Rise and rise of automation

Written by Ran Krauss, CEO and Co-founder, Airobotics

Automation is our new reality. We have the capability, the investors and the need for innovation. Let’s embrace it.

Automation has proven to be a game-changer for the Australian mining industry. Since 2008, the industry has undergone an intense period of change driven by a hunger for the next wave of innovation that will unleash greater efficiency, productivity improvements and lower costs per tonne.

Remote control centres, autonomous haulage trucking and rail, drilling and more recently blasting systems are now mainstream; with the major miners like Rio Tinto, BHP and FMG making a significant investment in automated technology. In 2015, the Gina Rinehart backed $10 billion Roy Hill project built its mine with automation at is heart with the aim of achieving an integrated pit to port approach.

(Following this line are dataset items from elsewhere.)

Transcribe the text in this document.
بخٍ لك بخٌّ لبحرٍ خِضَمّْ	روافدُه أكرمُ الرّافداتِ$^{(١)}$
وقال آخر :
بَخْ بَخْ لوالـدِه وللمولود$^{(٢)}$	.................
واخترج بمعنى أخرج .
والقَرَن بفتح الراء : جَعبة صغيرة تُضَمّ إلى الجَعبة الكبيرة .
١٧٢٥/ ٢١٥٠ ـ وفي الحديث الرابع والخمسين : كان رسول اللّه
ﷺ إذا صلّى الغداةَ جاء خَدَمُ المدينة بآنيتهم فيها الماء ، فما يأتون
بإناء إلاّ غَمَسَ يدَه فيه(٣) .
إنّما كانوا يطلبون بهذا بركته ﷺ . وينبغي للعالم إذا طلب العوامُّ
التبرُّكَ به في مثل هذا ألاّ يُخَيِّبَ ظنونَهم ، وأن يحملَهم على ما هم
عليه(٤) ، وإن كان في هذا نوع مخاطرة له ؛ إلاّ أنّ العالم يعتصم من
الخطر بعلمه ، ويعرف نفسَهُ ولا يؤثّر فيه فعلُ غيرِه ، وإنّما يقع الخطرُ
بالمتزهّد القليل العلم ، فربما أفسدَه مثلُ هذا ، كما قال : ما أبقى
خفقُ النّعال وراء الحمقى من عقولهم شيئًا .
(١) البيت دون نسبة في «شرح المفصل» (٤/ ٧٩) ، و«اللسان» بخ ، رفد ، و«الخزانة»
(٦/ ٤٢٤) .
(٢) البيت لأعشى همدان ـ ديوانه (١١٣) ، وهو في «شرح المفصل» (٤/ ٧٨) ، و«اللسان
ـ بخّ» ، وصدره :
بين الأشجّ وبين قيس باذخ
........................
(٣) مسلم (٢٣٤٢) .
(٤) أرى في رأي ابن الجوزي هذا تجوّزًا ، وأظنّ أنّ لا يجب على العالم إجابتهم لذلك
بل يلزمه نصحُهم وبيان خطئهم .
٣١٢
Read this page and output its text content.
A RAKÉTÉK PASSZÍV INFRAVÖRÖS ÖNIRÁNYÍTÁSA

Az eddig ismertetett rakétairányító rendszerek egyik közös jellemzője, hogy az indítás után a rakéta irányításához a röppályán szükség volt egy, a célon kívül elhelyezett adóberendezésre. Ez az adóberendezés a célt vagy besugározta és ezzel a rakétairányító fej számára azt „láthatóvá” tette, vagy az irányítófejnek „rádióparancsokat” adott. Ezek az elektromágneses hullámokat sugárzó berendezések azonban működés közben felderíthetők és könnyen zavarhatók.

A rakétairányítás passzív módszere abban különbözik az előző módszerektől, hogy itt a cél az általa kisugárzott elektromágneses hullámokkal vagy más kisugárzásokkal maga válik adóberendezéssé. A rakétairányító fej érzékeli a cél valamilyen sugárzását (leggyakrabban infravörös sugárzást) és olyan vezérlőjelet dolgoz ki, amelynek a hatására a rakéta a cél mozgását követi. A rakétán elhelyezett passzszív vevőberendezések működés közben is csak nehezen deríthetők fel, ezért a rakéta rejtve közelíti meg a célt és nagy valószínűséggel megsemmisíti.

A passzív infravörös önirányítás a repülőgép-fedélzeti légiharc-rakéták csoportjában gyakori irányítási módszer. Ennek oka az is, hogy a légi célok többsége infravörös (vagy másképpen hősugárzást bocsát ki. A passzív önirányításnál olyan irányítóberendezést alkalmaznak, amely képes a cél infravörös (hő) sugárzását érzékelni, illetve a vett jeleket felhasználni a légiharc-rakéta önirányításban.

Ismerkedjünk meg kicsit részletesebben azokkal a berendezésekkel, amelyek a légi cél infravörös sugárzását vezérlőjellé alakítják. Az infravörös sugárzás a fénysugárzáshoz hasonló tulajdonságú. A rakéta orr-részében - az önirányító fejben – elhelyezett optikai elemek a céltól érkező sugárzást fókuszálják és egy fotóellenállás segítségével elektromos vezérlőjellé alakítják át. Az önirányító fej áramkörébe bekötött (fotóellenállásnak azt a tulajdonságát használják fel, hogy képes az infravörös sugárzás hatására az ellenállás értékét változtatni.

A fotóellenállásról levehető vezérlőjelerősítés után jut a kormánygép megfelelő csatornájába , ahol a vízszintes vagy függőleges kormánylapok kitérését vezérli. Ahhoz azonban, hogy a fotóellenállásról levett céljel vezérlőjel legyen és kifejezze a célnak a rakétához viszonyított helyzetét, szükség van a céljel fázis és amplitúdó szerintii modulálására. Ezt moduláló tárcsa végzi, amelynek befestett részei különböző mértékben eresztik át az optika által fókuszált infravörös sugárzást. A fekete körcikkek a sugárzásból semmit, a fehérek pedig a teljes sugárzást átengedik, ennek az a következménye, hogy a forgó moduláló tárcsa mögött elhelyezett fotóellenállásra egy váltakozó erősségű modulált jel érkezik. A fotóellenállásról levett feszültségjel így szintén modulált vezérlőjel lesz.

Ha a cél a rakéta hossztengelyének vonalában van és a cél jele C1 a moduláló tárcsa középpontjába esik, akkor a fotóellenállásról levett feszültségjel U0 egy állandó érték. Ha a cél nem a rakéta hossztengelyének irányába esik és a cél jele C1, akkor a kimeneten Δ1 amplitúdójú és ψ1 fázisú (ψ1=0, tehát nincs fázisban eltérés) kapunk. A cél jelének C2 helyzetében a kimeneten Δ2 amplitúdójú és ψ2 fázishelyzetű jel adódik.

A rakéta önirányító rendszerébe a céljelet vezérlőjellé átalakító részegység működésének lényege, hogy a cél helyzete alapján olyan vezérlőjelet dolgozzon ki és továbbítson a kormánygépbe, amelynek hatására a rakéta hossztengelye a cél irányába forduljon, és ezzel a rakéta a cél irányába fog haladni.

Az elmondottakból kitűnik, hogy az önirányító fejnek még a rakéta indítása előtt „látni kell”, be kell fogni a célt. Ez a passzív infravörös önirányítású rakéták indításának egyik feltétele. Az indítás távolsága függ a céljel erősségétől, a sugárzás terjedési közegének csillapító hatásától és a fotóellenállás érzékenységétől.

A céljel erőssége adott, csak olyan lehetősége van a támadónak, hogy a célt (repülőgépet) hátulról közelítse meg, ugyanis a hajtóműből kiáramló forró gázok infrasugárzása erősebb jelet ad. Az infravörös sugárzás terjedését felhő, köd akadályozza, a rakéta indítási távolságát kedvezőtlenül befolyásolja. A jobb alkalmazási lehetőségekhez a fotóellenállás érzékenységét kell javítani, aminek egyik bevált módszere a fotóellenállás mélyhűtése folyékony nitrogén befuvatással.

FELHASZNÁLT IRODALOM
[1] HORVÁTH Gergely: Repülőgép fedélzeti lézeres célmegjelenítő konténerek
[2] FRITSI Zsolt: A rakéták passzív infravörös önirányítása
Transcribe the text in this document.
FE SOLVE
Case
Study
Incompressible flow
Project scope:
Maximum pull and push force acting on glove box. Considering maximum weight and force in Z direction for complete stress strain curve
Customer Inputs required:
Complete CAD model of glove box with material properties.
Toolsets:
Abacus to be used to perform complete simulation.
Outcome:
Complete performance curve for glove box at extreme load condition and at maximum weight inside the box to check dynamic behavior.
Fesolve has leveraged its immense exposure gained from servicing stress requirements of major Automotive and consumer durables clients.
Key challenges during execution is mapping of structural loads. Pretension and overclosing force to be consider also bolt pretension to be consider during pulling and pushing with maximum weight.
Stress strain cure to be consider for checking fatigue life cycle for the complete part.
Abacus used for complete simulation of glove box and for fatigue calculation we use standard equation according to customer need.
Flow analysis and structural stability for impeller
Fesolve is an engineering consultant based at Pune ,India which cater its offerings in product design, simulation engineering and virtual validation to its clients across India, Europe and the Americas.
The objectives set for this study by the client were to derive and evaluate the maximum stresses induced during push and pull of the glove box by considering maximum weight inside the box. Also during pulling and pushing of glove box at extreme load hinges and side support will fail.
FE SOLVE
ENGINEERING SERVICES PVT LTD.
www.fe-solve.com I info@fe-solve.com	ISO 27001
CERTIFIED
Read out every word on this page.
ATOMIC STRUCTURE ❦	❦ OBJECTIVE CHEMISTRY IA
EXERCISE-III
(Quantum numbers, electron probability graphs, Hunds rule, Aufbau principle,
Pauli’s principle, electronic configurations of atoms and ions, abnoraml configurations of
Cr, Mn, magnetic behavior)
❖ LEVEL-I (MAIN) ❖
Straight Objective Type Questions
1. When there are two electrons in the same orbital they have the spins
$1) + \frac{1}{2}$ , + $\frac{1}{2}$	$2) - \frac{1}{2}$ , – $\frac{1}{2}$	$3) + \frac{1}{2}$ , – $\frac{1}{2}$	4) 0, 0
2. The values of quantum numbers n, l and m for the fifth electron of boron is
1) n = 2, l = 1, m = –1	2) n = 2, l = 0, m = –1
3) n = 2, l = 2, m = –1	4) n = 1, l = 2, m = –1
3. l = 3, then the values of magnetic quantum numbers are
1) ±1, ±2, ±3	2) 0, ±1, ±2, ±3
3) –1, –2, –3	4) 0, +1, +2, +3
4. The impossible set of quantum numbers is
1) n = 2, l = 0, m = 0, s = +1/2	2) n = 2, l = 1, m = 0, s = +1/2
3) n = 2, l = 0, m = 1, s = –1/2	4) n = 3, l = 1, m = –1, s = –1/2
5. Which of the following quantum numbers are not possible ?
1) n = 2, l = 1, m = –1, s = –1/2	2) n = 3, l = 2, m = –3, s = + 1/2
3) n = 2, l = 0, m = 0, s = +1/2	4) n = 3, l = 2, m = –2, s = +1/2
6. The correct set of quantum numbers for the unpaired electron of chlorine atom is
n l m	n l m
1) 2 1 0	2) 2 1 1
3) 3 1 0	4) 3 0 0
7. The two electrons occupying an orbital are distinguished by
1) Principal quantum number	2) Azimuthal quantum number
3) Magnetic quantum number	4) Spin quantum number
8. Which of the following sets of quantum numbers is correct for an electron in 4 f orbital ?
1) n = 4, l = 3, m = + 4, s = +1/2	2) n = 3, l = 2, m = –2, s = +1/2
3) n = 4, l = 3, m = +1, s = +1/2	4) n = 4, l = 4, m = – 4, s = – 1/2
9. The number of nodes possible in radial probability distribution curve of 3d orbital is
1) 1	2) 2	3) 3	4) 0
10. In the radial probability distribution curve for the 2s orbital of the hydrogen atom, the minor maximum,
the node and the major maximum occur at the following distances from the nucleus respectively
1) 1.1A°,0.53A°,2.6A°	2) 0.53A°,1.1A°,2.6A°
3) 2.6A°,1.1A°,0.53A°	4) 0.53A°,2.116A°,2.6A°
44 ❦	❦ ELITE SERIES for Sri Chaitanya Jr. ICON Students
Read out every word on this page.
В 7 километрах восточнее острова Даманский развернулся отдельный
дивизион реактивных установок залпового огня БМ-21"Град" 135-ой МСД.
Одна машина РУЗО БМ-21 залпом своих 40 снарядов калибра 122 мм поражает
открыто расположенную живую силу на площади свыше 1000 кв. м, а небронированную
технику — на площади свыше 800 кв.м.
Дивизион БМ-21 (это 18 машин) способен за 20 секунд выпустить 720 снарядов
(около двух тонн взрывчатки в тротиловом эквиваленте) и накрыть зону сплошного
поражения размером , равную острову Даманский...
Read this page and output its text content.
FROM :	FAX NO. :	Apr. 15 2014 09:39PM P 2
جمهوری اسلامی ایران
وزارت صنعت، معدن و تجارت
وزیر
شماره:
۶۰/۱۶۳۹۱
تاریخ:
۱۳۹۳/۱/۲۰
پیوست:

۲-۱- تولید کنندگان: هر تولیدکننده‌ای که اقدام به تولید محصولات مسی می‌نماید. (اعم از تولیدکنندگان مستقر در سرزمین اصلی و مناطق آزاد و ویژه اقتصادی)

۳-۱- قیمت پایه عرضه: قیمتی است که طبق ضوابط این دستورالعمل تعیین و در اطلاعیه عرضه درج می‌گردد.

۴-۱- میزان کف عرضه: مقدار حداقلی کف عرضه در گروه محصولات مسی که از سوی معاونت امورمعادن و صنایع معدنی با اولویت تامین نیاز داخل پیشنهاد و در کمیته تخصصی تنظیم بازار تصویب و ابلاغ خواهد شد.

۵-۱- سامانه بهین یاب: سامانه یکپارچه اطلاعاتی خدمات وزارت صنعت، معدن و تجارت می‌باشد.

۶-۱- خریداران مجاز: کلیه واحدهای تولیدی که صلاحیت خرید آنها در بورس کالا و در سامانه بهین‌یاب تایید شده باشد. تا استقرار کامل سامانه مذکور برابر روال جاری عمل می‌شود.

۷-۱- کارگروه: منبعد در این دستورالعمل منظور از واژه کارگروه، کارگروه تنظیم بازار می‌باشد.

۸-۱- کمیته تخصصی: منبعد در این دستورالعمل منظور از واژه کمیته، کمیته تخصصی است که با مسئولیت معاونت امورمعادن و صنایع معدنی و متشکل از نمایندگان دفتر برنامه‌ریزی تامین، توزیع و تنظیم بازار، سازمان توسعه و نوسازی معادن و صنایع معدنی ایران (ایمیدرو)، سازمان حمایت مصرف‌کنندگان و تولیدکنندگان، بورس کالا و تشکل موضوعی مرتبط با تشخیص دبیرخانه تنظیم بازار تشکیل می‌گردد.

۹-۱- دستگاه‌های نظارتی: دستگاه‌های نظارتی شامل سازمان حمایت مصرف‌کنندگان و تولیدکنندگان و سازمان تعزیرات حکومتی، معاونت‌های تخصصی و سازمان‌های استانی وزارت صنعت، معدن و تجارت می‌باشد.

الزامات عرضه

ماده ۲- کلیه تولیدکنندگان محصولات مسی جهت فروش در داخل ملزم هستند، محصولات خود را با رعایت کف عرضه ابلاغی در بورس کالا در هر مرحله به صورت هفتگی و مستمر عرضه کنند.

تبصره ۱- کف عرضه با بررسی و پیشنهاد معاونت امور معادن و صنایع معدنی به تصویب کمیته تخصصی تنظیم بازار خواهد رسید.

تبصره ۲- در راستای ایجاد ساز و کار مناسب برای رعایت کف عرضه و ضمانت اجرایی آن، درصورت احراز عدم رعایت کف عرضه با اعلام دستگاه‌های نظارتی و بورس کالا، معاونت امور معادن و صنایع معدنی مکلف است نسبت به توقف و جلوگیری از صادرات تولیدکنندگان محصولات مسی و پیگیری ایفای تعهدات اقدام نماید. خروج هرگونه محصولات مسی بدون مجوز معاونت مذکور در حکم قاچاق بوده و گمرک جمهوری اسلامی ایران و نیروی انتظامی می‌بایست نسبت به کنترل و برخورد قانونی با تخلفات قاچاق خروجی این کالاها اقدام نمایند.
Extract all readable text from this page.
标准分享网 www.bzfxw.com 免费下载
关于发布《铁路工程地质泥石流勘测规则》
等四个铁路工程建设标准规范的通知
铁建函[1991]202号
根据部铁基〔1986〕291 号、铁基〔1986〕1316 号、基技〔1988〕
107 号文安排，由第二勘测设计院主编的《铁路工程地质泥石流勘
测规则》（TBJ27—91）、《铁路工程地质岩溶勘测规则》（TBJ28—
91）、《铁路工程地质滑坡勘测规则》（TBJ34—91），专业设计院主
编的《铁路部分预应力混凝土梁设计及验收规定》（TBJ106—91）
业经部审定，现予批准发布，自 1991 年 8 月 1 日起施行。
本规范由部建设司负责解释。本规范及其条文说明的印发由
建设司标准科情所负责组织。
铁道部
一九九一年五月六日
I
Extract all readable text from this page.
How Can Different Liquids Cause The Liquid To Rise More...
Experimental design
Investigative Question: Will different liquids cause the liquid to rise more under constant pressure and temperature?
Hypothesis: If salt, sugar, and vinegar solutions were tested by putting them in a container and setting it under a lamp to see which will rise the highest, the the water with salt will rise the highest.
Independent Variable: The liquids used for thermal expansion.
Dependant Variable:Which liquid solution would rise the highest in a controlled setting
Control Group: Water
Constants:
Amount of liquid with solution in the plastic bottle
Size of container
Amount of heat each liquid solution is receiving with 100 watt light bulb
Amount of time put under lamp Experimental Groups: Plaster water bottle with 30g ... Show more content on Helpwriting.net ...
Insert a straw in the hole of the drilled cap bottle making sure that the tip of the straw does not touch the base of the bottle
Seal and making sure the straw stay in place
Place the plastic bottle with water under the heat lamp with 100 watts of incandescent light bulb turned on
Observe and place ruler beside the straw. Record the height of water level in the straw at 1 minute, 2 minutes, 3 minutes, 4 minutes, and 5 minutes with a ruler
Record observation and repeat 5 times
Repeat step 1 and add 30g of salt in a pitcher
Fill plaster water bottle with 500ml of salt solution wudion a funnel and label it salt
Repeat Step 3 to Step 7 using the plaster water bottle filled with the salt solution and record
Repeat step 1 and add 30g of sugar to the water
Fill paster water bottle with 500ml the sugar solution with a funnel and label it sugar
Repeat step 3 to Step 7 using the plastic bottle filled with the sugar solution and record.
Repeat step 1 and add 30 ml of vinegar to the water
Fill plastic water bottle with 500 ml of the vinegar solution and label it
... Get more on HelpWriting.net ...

Research indicates that automation has increased mine site productivity by up to 25 per cent.

Clearly, automation matters for the mining industry, particularly the larger global organisations with multiple mine sites, usually in remote locations. It matters because it’s providing oversight of these complex operations as well as enabling lower operating costs, decreasing product variability, enabling better monitoring and importantly, improving safety, by removing people from the operations and reducing risk.

For Caterpillar’s Mining Automation and Solutions Regional Manager, Carl Hendricks, using automation technology is just the beginning.

“It is easy for companies to get excited about and to focus on the technology itself, concluding that it alone will do the ‘heavy lifting’,” Dr Hendricks said.

“The reality is that it takes more than technology; of equal if not greater concern is how our customers evolve their business to leverage cutting edge, innovative, technology to enable the full potential to be gained.”

Dr Hendricks said executive vision and leadership were also a key part of successful innovation.

“The mining industry has had access to many very valuable manned technologies such as Fleet Management Systems (FMS) that even today still underpin operation of autonomous haulage systems, but site commitment to their use and support has been inconsistent.

“This has been tolerated because with a human still at the wheel of machines tons would still be moved each shift, if even sub-optimally.  With autonomy, there is no longer a human to operate the machine and failure to support the technology will result in fully suspended operation.

“The commitment to full pursuit of autonomy with allied business change management for operations and support is thus key and will only succeed in organisations in which executive commitment to such a journey is made and this has been a large part of Caterpillar’s success at Fortescue Metals Group’s Solomon mine where 45 driverless trucks were now operating.”

With significant operational productivity gains achieved, the industry continues to look for gaps in the value chain finding further incremental productivity improvements across the supply chain.

The analysis of the complex algorithms providing real time monitoring of plant equipment and operational intelligence is one such area of development.

Earlier this year Australian Mining reported on a survey of 100 Australian mine managers and other decision makers to identify the 12 mine site technologies they have or intended to invest in.

These technologies included fleet management, environmental monitoring, energy management, and collision avoidance technology, as well as drones and wearable technology.

What is on the horizon?

The mining industry may have originally drawn inspiration from the automating of some farming processes and equipment and the “Lean manufacturing” lessons of the car manufacturing industry (particularly Toyota).

Today mining companies are more likely to be looking at the airline industry and robotic process automation for inspiration.

The airline sector is currently leading the charge in the adoption of robotic process automation on its assembly line. Boeing plans to invest more than $1billion over the next five years. Much of that investment will be allocated to to state of the art robots for drilling, faster insertion, riveting, sealing, coating and painting applications.

Robotics and artificial intelligence (AI) are exciting areas for industry. Robotic Process Automation has been maturing quietly over the past decade. Augmented with advances in operational intelligence, promises Intelligent automation. But right now it is

Robot-led automation that business leaders are looking at to maximise.

Automating that and enabling sites to carry out drone applications without the need for a pilot or an operator is set to revolutionise the drone space and brings a new style of automation to the mining industry.

The ability to collect aerial data of a mining facility is another game changer – opening the door to the collection of real time data that wasn’t possible previously; this includes missions such as measuring stockpile volumes, terrain and survey mapping, inspection, security and emergency response.

As part of our vision at Airobotics, we developed a totally unmanned system capable of carrying out such missions. The system fully automates drone operations, and consists of three components: An Airbase, a 2.1m high docking station equipped with a robotic arm for battery and payload swapping, the industrial-grade Optimus drone and the Airobotics cloud-based software.

The team at Airobotics fuses expertise from the aerospace hardware design, robust electronic systems and leading software engineering design with our commercial drone experience, to enable industrial facilities to access aerial data and to use that information as part of an integrated system.

What does the future mine look like?

At the moment, the future of mining is dependent on a fully-integrated digital mining environment. How far that will go and what shape it is likely to take as artificial intelligence becomes a reality is anyone’s guess.

On this front I defer to the wise cool head of former Rio Tinto head Sam Walsh, who also presided over Rio Tinto’s Mine of the Future programme.

Speaking at the WASMA’s panel discussion on “the future of mining education” Mr Walsh said: “I’m reluctant to define what the mine of the future might look like. It puts parameters around it and reduces the opportunities to explore and grow the potential of new technologies,” he said.

“It also diminishes the potential to learn from the experiences of other industries and has the potential to circumvent investment in technology.”